I applied for a job today, so I'm beginning to stress alittle less when it comes to stuff like that even though I'm still uncertain exactly what I want to do. My degree when I finish will be in Sociology (yes, it's okay to say "What are you going to do with that?" My friends still ask :o)) but I'm really interested in marketing, programming, event planning in the diabetes arena. It seems like alot of people in the OC have pursued careers related to diabetes...is it something you all feel into or actively pursued? Also, how do you all deal with the diabetes in interview settings? For example, if you are going to work for a pharm company, a diabetes nonprofit, or a medical device company, would you mention that you have diabetes? I know employers can't legally ask, but if you consider that having diabetes a selling point, do you bring it up? Let me know what you all have done!
Hope everything is going well with everyone!
Monday, February 05, 2007
<---Current art obession: Kissing on Valentine's Day Times Square - May 8th, 1945 Artist: Alfred Eisenstaedt
The last few days have been much better bg-wise. I finally was able to get things under control and have been checking religiously and trying to remind myself that things will be okay.
I spent the weekend in VA Beach with one of my best friends and boyfriend and had an absolutely amazing time. I love getting away for alittle while and I love experiencing new things. We had an awesome dinner at a restaurant called Fellini's (as in the director) on Friday night and then spent the evening dancing at a very cool club/bar in Norfolk. Saturday was spent shopping and enjoying time with my roommate's family--and eating amazing food that my roomies parents had made!
The next few weeks look to be busy ones with school and organization committments. I'm trying to not stress and take a few minutes each day to be in the moment and to try and relax. I don't want to look back this time next year and go "Jeeze, that was your senior year and you spent it worrying about everything, you loser!" When I was exploring ways to deal with my stress last semester, this is something that I really tried to embrace, but failed at. I had a hard time managing stress and I don't want to get so bogged down that I spiral into the sea of "OMG I'm drowning in everything that I need to do."

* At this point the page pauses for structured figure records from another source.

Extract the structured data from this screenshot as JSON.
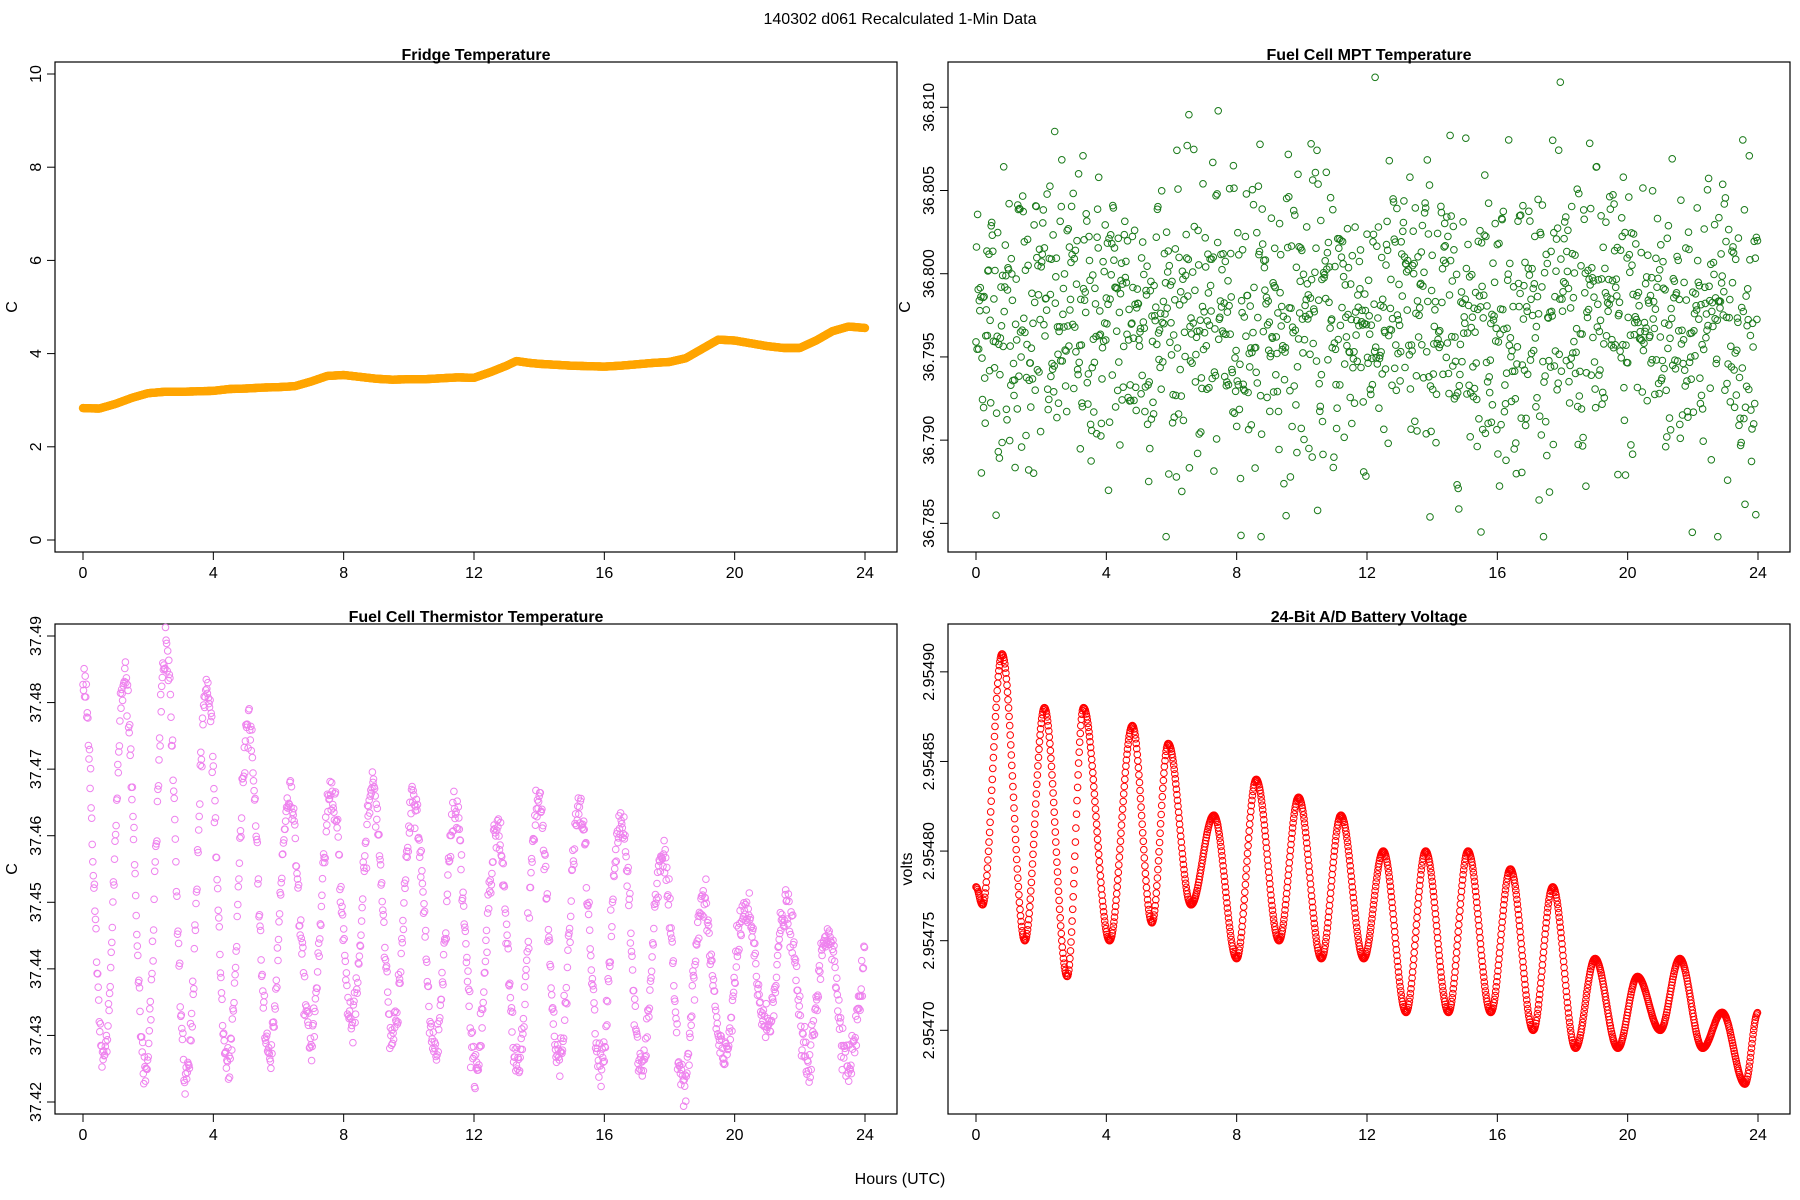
{
  "figure": {
    "title": "140302   d061   Recalculated 1-Min Data",
    "xlabel": "Hours (UTC)"
  },
  "chart_data": [
    {
      "type": "line",
      "title": "Fridge Temperature",
      "xlabel": "",
      "ylabel": "C",
      "color": "#FFA500",
      "marker": "filled-circle",
      "xlim": [
        0,
        24
      ],
      "ylim": [
        0,
        10
      ],
      "xticks": [
        0,
        4,
        8,
        12,
        16,
        20,
        24
      ],
      "yticks": [
        0,
        2,
        4,
        6,
        8,
        10
      ],
      "series": [
        {
          "x": [
            0,
            0.5,
            1,
            1.5,
            2,
            2.5,
            3,
            3.5,
            4,
            4.5,
            5,
            5.5,
            6,
            6.5,
            7,
            7.5,
            8,
            8.5,
            9,
            9.5,
            10,
            10.5,
            11,
            11.5,
            12,
            12.5,
            13,
            13.3,
            13.7,
            14,
            14.5,
            15,
            15.5,
            16,
            16.5,
            17,
            17.5,
            18,
            18.5,
            19,
            19.5,
            20,
            20.5,
            21,
            21.5,
            22,
            22.5,
            23,
            23.5,
            24
          ],
          "values": [
            2.83,
            2.82,
            2.92,
            3.05,
            3.15,
            3.18,
            3.18,
            3.19,
            3.2,
            3.24,
            3.25,
            3.27,
            3.28,
            3.3,
            3.4,
            3.52,
            3.54,
            3.5,
            3.46,
            3.44,
            3.45,
            3.45,
            3.47,
            3.49,
            3.48,
            3.6,
            3.74,
            3.84,
            3.8,
            3.78,
            3.76,
            3.74,
            3.73,
            3.72,
            3.74,
            3.77,
            3.8,
            3.82,
            3.9,
            4.1,
            4.3,
            4.28,
            4.22,
            4.16,
            4.12,
            4.12,
            4.28,
            4.48,
            4.58,
            4.55
          ]
        }
      ]
    },
    {
      "type": "scatter",
      "title": "Fuel Cell MPT Temperature",
      "xlabel": "",
      "ylabel": "C",
      "color": "#1A7A1A",
      "marker": "open-circle",
      "xlim": [
        0,
        24
      ],
      "ylim": [
        36.784,
        36.812
      ],
      "xticks": [
        0,
        4,
        8,
        12,
        16,
        20,
        24
      ],
      "yticks": [
        36.785,
        36.79,
        36.795,
        36.8,
        36.805,
        36.81
      ],
      "pattern": "noise",
      "n_points": 1440,
      "center": 36.7973,
      "spread": 0.0045,
      "range": [
        36.7842,
        36.8118
      ]
    },
    {
      "type": "scatter",
      "title": "Fuel Cell Thermistor Temperature",
      "xlabel": "",
      "ylabel": "C",
      "color": "#EE82EE",
      "marker": "open-circle",
      "xlim": [
        0,
        24
      ],
      "ylim": [
        37.42,
        37.49
      ],
      "xticks": [
        0,
        4,
        8,
        12,
        16,
        20,
        24
      ],
      "yticks": [
        37.42,
        37.43,
        37.44,
        37.45,
        37.46,
        37.47,
        37.48,
        37.49
      ],
      "pattern": "oscillation",
      "period_hours": 1.27,
      "n_points": 1440,
      "upper_envelope": {
        "x": [
          0,
          1,
          2.6,
          4,
          5.2,
          6.5,
          8,
          9,
          10.5,
          12,
          13,
          14.2,
          16,
          17,
          18.3,
          19.5,
          21,
          22,
          24
        ],
        "y": [
          37.485,
          37.482,
          37.488,
          37.481,
          37.476,
          37.465,
          37.468,
          37.467,
          37.465,
          37.463,
          37.461,
          37.466,
          37.463,
          37.461,
          37.455,
          37.447,
          37.45,
          37.448,
          37.443
        ]
      },
      "lower_envelope": {
        "x": [
          0,
          2,
          3.3,
          6,
          8,
          10,
          12,
          14,
          16,
          18,
          19,
          20.5,
          22.5,
          24
        ],
        "y": [
          37.427,
          37.424,
          37.423,
          37.427,
          37.432,
          37.43,
          37.425,
          37.426,
          37.425,
          37.425,
          37.421,
          37.433,
          37.425,
          37.426
        ]
      }
    },
    {
      "type": "scatter",
      "title": "24-Bit A/D Battery Voltage",
      "xlabel": "",
      "ylabel": "volts",
      "color": "#FF0000",
      "marker": "open-circle",
      "xlim": [
        0,
        24
      ],
      "ylim": [
        2.95466,
        2.95492
      ],
      "xticks": [
        0,
        4,
        8,
        12,
        16,
        20,
        24
      ],
      "yticks": [
        2.9547,
        2.95475,
        2.9548,
        2.95485,
        2.9549
      ],
      "pattern": "damped-oscillation",
      "n_points": 1440,
      "extrema": {
        "x": [
          0,
          0.2,
          0.8,
          1.5,
          2.1,
          2.8,
          3.3,
          4.1,
          4.8,
          5.4,
          5.9,
          6.6,
          7.3,
          8,
          8.6,
          9.3,
          9.9,
          10.6,
          11.2,
          11.9,
          12.5,
          13.2,
          13.8,
          14.5,
          15.1,
          15.8,
          16.4,
          17.1,
          17.7,
          18.4,
          19,
          19.7,
          20.3,
          21,
          21.6,
          22.3,
          22.9,
          23.6,
          24
        ],
        "y": [
          2.95478,
          2.95477,
          2.95491,
          2.95475,
          2.95488,
          2.95473,
          2.95488,
          2.95475,
          2.95487,
          2.95476,
          2.95486,
          2.95477,
          2.95482,
          2.95474,
          2.95484,
          2.95475,
          2.95483,
          2.95474,
          2.95482,
          2.95474,
          2.9548,
          2.95471,
          2.9548,
          2.95471,
          2.9548,
          2.95471,
          2.95479,
          2.9547,
          2.95478,
          2.95469,
          2.95474,
          2.95469,
          2.95473,
          2.9547,
          2.95474,
          2.95469,
          2.95471,
          2.95467,
          2.95471
        ]
      }
    }
  ]
}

So, today I brought these Valentine's Day cards that you get to assemble at Target and did that between classes instead of starting my homework (I loooove crafts and the only reason I don't have all my artsy-fartsy stuff at school is because I have no space). And you know...I was in an awesome mood the rest of the day, having completely glued and glittered until I was as satified as a kindergartener after art class--seriously running around my apartment showing my roommates what I had made
It really is those little things that make days that could just be "blah" so much better.